NAGA Group is a German fintech company that provides an investing app with an inbuilt social network. The company's headquarters is located in Hamburg, Germany. It was listed on the Frankfurt Stock Exchange in 2017. NAGA was heavily criticized by the newspaper Die Welt as the risky platform for social trading where users lose their money.

NAGA Group AG is the holding company of NAGA Markets Europe Ltd, NAGA Technology GmbH, and NAGA Global Ltd.

History 
NAGA was founded by Benjamin Bilski and Yasin Sebastian Qureshi in Germany in 2015. The first products released by the team were trading social network SwipeStox.

In 2017, NAGA Group AG was listed on the Frankfurt Stock Exchange and was included in the list of Red Herring 100 2017 Winners.

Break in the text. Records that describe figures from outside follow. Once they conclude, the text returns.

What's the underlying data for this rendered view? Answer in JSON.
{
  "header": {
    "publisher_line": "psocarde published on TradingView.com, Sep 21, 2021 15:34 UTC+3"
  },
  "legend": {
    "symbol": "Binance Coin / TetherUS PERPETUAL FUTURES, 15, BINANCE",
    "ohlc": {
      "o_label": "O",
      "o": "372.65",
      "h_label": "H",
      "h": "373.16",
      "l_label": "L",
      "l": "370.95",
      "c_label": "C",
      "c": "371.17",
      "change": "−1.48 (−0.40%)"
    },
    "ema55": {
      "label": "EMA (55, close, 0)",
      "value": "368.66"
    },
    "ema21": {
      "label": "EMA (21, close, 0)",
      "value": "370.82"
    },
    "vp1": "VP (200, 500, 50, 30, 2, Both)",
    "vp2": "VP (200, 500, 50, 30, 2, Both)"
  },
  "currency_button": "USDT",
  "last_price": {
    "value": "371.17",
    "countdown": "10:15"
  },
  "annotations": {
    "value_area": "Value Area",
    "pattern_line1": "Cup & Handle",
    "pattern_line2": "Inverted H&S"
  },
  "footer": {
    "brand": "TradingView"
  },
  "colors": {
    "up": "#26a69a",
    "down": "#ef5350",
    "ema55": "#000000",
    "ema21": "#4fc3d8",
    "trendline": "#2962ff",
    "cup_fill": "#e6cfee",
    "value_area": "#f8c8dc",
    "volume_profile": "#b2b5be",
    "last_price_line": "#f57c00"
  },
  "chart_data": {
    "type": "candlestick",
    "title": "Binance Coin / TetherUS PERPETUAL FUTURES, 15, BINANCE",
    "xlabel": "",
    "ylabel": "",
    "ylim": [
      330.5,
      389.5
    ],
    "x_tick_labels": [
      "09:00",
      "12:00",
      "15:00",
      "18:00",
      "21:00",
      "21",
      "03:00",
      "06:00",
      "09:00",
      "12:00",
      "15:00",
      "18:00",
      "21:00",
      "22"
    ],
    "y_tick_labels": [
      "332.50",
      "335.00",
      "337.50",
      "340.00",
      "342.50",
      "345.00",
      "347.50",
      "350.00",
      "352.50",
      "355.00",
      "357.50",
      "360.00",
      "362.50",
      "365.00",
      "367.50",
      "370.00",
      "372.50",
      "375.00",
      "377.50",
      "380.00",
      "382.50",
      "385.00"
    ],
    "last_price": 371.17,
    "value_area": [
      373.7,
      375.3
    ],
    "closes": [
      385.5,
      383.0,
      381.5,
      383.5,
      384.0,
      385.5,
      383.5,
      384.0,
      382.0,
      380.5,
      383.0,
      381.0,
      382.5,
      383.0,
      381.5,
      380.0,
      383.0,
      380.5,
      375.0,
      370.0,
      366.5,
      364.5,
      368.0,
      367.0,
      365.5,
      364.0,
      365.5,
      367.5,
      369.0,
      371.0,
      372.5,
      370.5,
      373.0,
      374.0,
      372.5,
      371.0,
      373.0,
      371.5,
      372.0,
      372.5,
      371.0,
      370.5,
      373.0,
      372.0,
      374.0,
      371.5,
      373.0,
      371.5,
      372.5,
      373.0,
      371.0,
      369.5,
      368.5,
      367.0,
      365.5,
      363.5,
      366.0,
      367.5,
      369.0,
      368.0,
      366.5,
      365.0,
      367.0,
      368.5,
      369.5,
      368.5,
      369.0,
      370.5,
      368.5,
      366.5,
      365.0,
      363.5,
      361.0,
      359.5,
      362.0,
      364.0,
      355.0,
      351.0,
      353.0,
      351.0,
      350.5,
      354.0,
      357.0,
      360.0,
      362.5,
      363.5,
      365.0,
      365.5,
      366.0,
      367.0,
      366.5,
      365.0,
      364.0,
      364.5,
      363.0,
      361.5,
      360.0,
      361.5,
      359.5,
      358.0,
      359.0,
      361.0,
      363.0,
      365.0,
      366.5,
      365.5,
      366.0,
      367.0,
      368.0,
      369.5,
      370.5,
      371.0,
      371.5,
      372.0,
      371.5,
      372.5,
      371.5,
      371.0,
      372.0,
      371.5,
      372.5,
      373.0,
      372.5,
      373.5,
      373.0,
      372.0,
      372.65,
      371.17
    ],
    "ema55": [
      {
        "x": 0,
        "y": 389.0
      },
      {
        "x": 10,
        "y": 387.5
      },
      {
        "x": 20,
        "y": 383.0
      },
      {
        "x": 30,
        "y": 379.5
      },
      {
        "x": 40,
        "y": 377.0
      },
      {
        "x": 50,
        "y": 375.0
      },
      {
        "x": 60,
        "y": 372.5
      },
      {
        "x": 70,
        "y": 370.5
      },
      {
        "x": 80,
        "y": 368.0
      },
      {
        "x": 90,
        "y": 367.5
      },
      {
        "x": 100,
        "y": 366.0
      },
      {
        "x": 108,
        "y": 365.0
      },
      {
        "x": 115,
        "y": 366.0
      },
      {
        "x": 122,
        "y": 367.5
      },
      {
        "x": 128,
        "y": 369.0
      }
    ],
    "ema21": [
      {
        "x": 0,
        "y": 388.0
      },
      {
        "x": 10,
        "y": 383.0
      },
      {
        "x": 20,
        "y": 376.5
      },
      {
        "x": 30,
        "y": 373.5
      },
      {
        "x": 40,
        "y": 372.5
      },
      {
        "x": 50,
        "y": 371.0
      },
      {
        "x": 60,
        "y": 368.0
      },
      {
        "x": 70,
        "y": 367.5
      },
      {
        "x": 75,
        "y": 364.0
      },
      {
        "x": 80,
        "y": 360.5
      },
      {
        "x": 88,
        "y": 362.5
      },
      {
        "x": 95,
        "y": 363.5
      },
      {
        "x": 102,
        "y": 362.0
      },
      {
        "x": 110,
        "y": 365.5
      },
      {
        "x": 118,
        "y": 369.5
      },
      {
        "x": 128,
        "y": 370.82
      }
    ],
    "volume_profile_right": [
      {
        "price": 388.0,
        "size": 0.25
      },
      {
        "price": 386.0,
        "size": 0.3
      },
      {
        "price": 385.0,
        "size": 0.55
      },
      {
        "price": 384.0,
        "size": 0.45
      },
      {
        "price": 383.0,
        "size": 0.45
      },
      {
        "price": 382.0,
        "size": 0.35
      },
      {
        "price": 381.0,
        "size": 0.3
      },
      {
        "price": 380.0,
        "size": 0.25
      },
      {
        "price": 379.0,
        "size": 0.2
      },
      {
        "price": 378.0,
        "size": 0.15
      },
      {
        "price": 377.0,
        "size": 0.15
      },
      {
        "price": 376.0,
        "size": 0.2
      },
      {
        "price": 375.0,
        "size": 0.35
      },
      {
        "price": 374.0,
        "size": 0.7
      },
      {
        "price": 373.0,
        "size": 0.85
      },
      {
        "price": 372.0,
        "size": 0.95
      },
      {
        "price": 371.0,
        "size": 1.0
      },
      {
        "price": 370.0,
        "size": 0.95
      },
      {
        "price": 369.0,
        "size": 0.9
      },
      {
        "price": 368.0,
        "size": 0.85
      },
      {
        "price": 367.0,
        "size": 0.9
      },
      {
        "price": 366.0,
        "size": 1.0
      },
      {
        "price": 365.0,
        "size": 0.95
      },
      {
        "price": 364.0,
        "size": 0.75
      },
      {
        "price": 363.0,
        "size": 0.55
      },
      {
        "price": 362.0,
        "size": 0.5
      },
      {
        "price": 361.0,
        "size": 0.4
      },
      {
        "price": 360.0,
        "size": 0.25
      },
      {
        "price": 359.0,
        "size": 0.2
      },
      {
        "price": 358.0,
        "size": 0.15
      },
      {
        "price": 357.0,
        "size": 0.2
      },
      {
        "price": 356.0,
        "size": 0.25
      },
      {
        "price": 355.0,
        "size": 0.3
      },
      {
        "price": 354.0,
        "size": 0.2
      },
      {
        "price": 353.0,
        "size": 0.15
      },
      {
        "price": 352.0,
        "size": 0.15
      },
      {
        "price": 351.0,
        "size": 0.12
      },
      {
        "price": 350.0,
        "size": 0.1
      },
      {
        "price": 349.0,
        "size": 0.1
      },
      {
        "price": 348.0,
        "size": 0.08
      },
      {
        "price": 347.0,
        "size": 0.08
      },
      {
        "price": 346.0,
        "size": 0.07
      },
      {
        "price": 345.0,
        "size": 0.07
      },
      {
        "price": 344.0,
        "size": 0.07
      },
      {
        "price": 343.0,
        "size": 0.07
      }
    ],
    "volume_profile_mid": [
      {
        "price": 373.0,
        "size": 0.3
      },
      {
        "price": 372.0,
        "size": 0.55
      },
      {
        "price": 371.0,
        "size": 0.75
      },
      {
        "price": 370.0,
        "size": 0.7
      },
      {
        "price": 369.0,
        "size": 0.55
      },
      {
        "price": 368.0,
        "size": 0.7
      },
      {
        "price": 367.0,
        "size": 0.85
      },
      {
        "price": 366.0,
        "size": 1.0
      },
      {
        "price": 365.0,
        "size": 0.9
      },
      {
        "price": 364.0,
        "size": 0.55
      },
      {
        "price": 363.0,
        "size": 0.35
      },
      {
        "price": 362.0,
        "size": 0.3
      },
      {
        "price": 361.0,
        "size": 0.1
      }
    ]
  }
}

The German magazine Capital.de criticized NAGA's ICO process right after its IPO in 2017, saying that it was made in a hurry and was suspiciously quick.

In 2021, the company launched NAGA Pay, a mobile banking and investing app that combines an IBAN account, a VISA debit card, a share deposit, copy trading, and physical crypto wallets.

NAGA Group AG develops a social investing platform (with 1 million users), crypto platform and a mobile banking and investing app.

In October 2022, The NAGA Capital Ltd obtains a Seychelles license.

Fosun International, a Chinese holding company, is a shareholder of NAGA since 2017.